# Correct Way to Flash a Vent Pipe With Metal Roof?



## jonathan03 (Dec 30, 2008)

Any ideas on the right way to do this? I have a standing seam metal roof and a plumbing vent pipe coming out the top of it. I paid someone to flash it right and bought the standard otaey metal tin with the rubber ring in the middle. He used lots of roof cement all over to patch the edges. Is this the right way to do it? Probably not since its leaking less than a year later.


----------



## seeyou (Dec 12, 2008)

jonathan03 said:


> Any ideas on the right way to do this? I have a standing seam metal roof and a plumbing vent pipe coming out the top of it. I paid someone to flash it right and bought the standard otaey metal tin with the rubber ring in the middle. He used lots of roof cement all over to patch the edges. Is this the right way to do it? Probably not since its leaking less than a year later.

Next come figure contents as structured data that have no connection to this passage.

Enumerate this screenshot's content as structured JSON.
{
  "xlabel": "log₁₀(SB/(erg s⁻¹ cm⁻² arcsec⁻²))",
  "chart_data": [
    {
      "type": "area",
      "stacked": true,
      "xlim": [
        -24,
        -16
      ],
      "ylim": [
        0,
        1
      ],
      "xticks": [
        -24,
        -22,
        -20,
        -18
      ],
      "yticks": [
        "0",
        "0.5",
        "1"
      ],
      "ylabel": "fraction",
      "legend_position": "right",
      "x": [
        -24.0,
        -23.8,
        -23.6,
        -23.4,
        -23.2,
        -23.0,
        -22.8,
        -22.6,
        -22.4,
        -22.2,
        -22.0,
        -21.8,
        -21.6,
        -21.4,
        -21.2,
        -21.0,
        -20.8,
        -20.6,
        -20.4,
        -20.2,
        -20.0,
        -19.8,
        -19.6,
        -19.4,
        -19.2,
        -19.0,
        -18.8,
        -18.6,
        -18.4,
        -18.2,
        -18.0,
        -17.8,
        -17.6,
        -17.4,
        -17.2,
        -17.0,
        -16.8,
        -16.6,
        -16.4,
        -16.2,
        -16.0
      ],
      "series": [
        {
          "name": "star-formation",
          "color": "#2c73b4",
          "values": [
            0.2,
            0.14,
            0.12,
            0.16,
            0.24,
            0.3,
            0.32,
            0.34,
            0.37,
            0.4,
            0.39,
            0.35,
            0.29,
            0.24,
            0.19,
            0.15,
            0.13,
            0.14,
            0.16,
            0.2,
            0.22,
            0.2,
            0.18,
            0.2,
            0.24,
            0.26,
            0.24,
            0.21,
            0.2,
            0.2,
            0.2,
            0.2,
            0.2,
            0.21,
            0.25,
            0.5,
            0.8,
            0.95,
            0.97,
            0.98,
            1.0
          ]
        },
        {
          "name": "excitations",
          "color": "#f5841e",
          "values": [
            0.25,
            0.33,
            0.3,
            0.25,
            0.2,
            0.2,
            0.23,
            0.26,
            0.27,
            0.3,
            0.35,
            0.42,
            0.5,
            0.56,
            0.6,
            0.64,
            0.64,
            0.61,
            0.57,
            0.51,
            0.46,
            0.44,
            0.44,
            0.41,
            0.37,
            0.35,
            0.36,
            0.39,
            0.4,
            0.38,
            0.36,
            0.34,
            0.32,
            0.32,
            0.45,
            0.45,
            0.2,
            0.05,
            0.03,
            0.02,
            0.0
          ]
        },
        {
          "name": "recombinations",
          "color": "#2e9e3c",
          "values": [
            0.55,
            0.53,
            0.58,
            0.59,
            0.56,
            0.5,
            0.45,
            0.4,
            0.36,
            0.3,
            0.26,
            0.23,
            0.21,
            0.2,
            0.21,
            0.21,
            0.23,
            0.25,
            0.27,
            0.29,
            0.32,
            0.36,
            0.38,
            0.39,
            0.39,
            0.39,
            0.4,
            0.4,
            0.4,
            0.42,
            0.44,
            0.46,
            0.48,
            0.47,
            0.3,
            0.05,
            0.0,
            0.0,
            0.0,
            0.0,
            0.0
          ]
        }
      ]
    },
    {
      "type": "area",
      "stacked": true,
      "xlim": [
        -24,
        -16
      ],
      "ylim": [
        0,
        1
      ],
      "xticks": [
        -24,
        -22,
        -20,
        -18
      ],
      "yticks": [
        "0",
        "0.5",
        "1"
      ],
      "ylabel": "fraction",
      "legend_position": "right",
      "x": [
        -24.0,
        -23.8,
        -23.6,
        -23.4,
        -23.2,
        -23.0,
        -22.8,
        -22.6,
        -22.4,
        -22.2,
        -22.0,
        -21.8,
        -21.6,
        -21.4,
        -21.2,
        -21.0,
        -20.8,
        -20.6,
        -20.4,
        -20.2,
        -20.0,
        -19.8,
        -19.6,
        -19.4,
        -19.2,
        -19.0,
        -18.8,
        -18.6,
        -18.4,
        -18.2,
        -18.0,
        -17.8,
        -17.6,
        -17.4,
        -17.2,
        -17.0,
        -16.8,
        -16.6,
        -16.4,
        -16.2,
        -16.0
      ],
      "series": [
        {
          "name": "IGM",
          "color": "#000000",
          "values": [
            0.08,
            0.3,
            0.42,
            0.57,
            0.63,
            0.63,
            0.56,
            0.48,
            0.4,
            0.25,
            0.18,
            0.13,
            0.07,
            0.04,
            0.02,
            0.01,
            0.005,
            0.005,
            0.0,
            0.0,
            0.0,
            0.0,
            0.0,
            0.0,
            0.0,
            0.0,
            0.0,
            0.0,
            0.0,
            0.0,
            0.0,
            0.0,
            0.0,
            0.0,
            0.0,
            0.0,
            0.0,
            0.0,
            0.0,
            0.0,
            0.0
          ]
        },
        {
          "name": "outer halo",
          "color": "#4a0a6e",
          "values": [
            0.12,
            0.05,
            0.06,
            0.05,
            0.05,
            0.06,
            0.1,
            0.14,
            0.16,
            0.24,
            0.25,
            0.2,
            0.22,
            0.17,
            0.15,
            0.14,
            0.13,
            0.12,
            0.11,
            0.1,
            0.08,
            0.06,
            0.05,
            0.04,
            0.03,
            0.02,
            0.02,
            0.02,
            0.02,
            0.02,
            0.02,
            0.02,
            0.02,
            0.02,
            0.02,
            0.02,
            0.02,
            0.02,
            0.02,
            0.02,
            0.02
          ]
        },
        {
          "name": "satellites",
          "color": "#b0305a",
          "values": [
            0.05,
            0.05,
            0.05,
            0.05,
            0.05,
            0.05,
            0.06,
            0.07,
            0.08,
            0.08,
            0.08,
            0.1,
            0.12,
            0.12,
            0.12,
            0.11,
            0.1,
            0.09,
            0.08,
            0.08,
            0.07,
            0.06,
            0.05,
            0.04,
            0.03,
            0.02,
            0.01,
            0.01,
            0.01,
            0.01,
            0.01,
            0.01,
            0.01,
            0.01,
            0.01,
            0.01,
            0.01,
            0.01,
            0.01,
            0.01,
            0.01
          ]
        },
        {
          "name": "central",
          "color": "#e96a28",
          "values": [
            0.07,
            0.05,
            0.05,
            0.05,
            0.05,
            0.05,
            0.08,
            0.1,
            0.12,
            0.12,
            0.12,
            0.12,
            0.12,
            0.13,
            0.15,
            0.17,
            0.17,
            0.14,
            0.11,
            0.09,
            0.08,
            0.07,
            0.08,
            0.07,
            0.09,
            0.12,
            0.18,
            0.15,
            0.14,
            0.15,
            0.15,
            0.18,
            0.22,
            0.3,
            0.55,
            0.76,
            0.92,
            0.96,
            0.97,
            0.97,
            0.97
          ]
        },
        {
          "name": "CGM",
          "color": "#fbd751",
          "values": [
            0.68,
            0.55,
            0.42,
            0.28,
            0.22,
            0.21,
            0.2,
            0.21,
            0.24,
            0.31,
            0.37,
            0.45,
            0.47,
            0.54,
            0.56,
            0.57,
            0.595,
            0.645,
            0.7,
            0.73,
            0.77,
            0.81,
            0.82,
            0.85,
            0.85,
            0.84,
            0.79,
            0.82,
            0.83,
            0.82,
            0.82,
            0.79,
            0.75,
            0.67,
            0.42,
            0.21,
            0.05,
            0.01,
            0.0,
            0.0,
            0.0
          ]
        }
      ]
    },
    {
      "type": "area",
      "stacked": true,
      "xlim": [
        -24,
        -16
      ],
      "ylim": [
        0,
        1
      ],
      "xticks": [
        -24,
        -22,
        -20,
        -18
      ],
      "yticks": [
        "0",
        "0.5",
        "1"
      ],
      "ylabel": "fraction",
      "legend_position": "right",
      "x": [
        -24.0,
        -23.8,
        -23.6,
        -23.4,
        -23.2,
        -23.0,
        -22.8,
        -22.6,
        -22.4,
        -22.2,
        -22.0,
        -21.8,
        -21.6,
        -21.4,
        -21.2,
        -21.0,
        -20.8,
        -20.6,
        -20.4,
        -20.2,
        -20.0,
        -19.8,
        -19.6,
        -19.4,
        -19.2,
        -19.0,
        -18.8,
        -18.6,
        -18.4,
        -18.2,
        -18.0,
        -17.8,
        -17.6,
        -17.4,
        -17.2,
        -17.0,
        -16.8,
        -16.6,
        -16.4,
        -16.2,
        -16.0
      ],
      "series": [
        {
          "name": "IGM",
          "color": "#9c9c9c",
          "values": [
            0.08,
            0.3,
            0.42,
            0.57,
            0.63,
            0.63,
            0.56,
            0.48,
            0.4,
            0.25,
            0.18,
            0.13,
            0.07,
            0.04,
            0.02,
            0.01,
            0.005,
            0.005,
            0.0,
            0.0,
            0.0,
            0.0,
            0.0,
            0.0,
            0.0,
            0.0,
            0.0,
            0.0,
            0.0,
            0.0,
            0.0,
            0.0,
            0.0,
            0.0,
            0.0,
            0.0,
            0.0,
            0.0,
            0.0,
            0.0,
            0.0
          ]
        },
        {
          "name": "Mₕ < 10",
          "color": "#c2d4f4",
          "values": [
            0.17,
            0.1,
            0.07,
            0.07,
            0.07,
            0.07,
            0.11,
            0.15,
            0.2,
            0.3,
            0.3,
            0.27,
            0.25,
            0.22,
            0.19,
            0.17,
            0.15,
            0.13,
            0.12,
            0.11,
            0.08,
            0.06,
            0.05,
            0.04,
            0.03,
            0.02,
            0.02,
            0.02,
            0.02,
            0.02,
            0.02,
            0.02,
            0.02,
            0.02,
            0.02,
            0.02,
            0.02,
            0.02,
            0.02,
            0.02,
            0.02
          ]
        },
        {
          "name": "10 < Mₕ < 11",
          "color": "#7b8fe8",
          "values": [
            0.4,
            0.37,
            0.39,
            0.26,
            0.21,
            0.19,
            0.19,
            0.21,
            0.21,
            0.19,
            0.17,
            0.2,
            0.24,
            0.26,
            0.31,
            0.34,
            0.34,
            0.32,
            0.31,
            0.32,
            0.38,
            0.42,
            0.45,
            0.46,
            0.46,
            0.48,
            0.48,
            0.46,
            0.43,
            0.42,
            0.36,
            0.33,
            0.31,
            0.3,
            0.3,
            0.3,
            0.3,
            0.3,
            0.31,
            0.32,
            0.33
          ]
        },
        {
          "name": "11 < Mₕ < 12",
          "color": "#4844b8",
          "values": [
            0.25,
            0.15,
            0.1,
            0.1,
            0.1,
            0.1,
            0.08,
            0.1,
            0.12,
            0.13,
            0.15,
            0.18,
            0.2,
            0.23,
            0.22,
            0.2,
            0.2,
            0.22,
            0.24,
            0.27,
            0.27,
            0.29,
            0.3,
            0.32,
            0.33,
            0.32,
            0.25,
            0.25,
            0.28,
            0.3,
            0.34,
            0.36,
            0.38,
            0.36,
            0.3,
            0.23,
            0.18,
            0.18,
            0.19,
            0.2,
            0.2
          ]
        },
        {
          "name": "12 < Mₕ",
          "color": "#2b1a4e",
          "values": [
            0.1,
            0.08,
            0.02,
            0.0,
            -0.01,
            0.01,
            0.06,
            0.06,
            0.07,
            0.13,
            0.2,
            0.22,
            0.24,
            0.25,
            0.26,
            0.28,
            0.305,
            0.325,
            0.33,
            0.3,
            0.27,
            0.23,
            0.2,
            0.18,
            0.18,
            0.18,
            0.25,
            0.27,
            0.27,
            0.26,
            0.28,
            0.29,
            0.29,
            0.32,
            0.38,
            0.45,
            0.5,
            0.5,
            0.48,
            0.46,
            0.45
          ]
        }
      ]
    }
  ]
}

This is the type boot commonly used:

http://www.abccatalog.com/view_groups.asp?idgroup=233

Some caulking is necessary, but there should not be roofing cement involved in the installation.


----------



## Luv2Roof (Apr 22, 2010)

You can also get a boot similar to the one CU pictured in various colors. They are called Dyna Flash boots and we get ours at Dynamic Fastener (dynamicfastener.com) and they come in 8 different colors in addition to the standard gray.


----------



## jonathan03 (Dec 30, 2008)

So there is a glob of roof cement all over the place. I guess I need to clean that up before putting on the new boot? Is gasoline the best way to get it off?


----------



## OldNBroken (Jun 11, 2008)

One word...Dektite

google it

oh, and, get your money back and get someone who knows what they are doing.


----------